The statute of limitations is the time period creditors or debt collection agencies have to file a lawsuit to recover a specific debt. The typical statute of limitations runs between three and six years, but vary by state, the type of debt, and whether the state law is applicable to the credit agreement.
Per Consumer Financial Protection Bureau guidelines, there are debt collection rules that must be followed in addition to ensuring the statute of limitations on a debt has not “expired”.
General State Laws on The Statute of Limitations
In some states, the statute of limitations starts as soon as a consumer fails to make a required payment. But in others, the time limit begins ticking away from the most recent payment, even if the payment was made during the debt collection period. Thus, making a partial payment can restart the clock in certain instances.

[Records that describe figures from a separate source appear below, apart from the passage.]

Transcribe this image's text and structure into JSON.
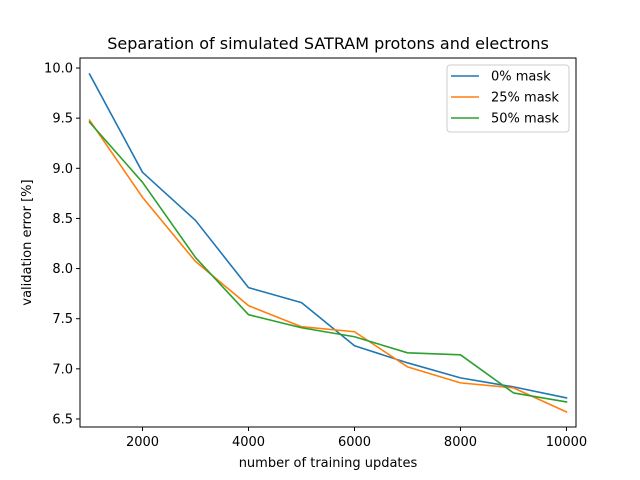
{
  "chart_data": {
    "type": "line",
    "title": "Separation of simulated SATRAM protons and electrons",
    "xlabel": "number of training updates",
    "ylabel": "validation error [%]",
    "xlim": [
      820,
      10180
    ],
    "ylim": [
      6.42,
      10.1
    ],
    "xticks": [
      2000,
      4000,
      6000,
      8000,
      10000
    ],
    "yticks": [
      6.5,
      7.0,
      7.5,
      8.0,
      8.5,
      9.0,
      9.5,
      10.0
    ],
    "xticklabels": [
      "2000",
      "4000",
      "6000",
      "8000",
      "10000"
    ],
    "yticklabels": [
      "6.5",
      "7.0",
      "7.5",
      "8.0",
      "8.5",
      "9.0",
      "9.5",
      "10.0"
    ],
    "grid": false,
    "legend_position": "top-right",
    "x": [
      1000,
      2000,
      3000,
      4000,
      5000,
      6000,
      7000,
      8000,
      9000,
      10000
    ],
    "series": [
      {
        "name": "0% mask",
        "color": "#1f77b4",
        "values": [
          9.94,
          8.96,
          8.48,
          7.81,
          7.66,
          7.23,
          7.06,
          6.91,
          6.82,
          6.71
        ]
      },
      {
        "name": "25% mask",
        "color": "#ff7f0e",
        "values": [
          9.48,
          8.71,
          8.07,
          7.63,
          7.42,
          7.37,
          7.02,
          6.86,
          6.81,
          6.57
        ]
      },
      {
        "name": "50% mask",
        "color": "#2ca02c",
        "values": [
          9.46,
          8.86,
          8.11,
          7.54,
          7.41,
          7.32,
          7.16,
          7.14,
          6.76,
          6.67
        ]
      }
    ]
  }
}
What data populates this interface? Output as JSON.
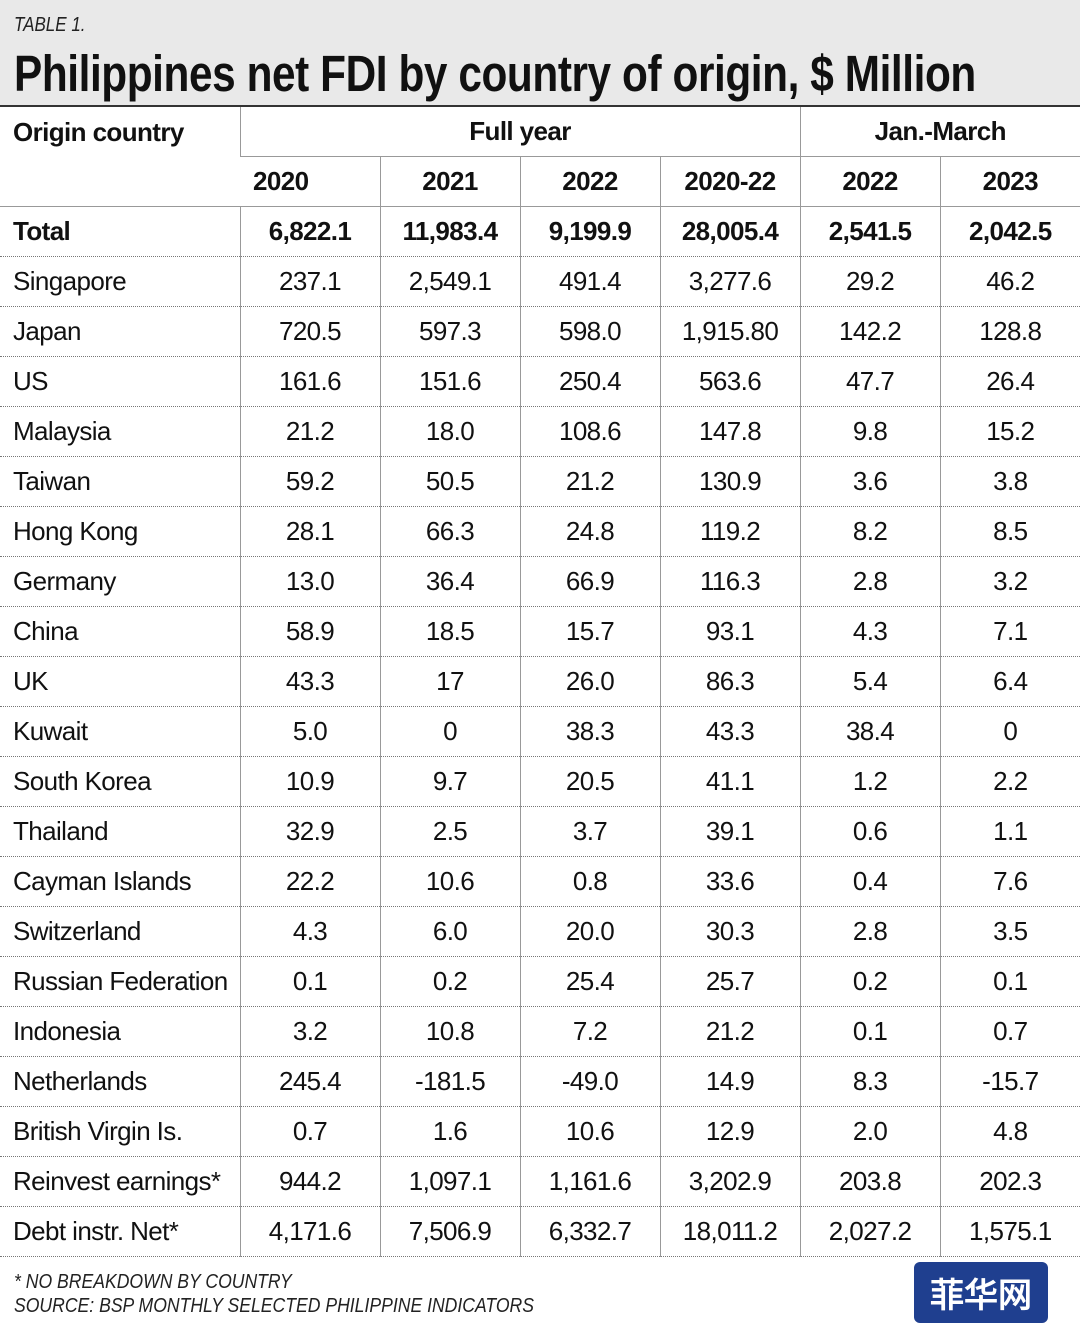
{
  "header": {
    "label": "TABLE 1.",
    "title": "Philippines net FDI by country of origin, $ Million"
  },
  "table": {
    "group_headers": [
      "Origin country",
      "Full year",
      "Jan.-March"
    ],
    "columns": [
      "2020",
      "2021",
      "2022",
      "2020-22",
      "2022",
      "2023"
    ],
    "rows": [
      [
        "Total",
        "6,822.1",
        "11,983.4",
        "9,199.9",
        "28,005.4",
        "2,541.5",
        "2,042.5"
      ],
      [
        "Singapore",
        "237.1",
        "2,549.1",
        "491.4",
        "3,277.6",
        "29.2",
        "46.2"
      ],
      [
        "Japan",
        "720.5",
        "597.3",
        "598.0",
        "1,915.80",
        "142.2",
        "128.8"
      ],
      [
        "US",
        "161.6",
        "151.6",
        "250.4",
        "563.6",
        "47.7",
        "26.4"
      ],
      [
        "Malaysia",
        "21.2",
        "18.0",
        "108.6",
        "147.8",
        "9.8",
        "15.2"
      ],
      [
        "Taiwan",
        "59.2",
        "50.5",
        "21.2",
        "130.9",
        "3.6",
        "3.8"
      ],
      [
        "Hong Kong",
        "28.1",
        "66.3",
        "24.8",
        "119.2",
        "8.2",
        "8.5"
      ],
      [
        "Germany",
        "13.0",
        "36.4",
        "66.9",
        "116.3",
        "2.8",
        "3.2"
      ],
      [
        "China",
        "58.9",
        "18.5",
        "15.7",
        "93.1",
        "4.3",
        "7.1"
      ],
      [
        "UK",
        "43.3",
        "17",
        "26.0",
        "86.3",
        "5.4",
        "6.4"
      ],
      [
        "Kuwait",
        "5.0",
        "0",
        "38.3",
        "43.3",
        "38.4",
        "0"
      ],
      [
        "South Korea",
        "10.9",
        "9.7",
        "20.5",
        "41.1",
        "1.2",
        "2.2"
      ],
      [
        "Thailand",
        "32.9",
        "2.5",
        "3.7",
        "39.1",
        "0.6",
        "1.1"
      ],
      [
        "Cayman Islands",
        "22.2",
        "10.6",
        "0.8",
        "33.6",
        "0.4",
        "7.6"
      ],
      [
        "Switzerland",
        "4.3",
        "6.0",
        "20.0",
        "30.3",
        "2.8",
        "3.5"
      ],
      [
        "Russian Federation",
        "0.1",
        "0.2",
        "25.4",
        "25.7",
        "0.2",
        "0.1"
      ],
      [
        "Indonesia",
        "3.2",
        "10.8",
        "7.2",
        "21.2",
        "0.1",
        "0.7"
      ],
      [
        "Netherlands",
        "245.4",
        "-181.5",
        "-49.0",
        "14.9",
        "8.3",
        "-15.7"
      ],
      [
        "British Virgin Is.",
        "0.7",
        "1.6",
        "10.6",
        "12.9",
        "2.0",
        "4.8"
      ],
      [
        "Reinvest earnings*",
        "944.2",
        "1,097.1",
        "1,161.6",
        "3,202.9",
        "203.8",
        "202.3"
      ],
      [
        "Debt instr. Net*",
        "4,171.6",
        "7,506.9",
        "6,332.7",
        "18,011.2",
        "2,027.2",
        "1,575.1"
      ]
    ]
  },
  "footer": {
    "notes": [
      "* NO BREAKDOWN BY COUNTRY",
      "SOURCE: BSP MONTHLY SELECTED PHILIPPINE INDICATORS"
    ],
    "watermark": "菲华网"
  }
}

Some of those that owe debts first choose to consult an attorney before they send a partial payment on a debt. The typical consumer debtor doesn’t always understand the statute of limitations,therefore, talking to a credible financial legal professional gives them peace of mind that they’re making the right decision.
Collectors Can Still Attempt Debt Recovery Once the Statute of Limitations Expires
Interestingly, debt collectors can attempt to continue collecting debts after the statute of limitations is over. As long as they don’t violate the law by sending collection letters or notices, most states allow them to continue requesting payments.
However, consumers are protected by the Fair Debt Collection Practices Act (FDCPA). The Act states that debt collectors who file or threaten to file a lawsuit once the statute of limitations expires are violating the guidelines. Therefore, consumers have the right to take legal action and stand a high chance of winning their cases when a violation of the Act has occurred.
In some instances, courts may award a judgment against consumers following the statute of limitations expiration date if they fail to appear in court and raise their defense.
Typically, it is the debtor’s responsibility to notify the court that the statute of limitations on their debt has expired. Depending on the specific case, they may be required to prove there hasn’t been any account activity for a specific number of years.
Attorneys Understand the Best Course of Action
When a consumer in the United States of America has a debt collection lawsuit filed against them, they should speak to a qualified attorney. After all, they have the knowledge and experience necessary to help defend their clients when the statute of limitations has expired on their debts.
That said, people can respond to collection notices by utilizing the CFPB’s sample letters. They allow consumers to get information about their debts’ ages and could help prevent further communication or exercise their rights.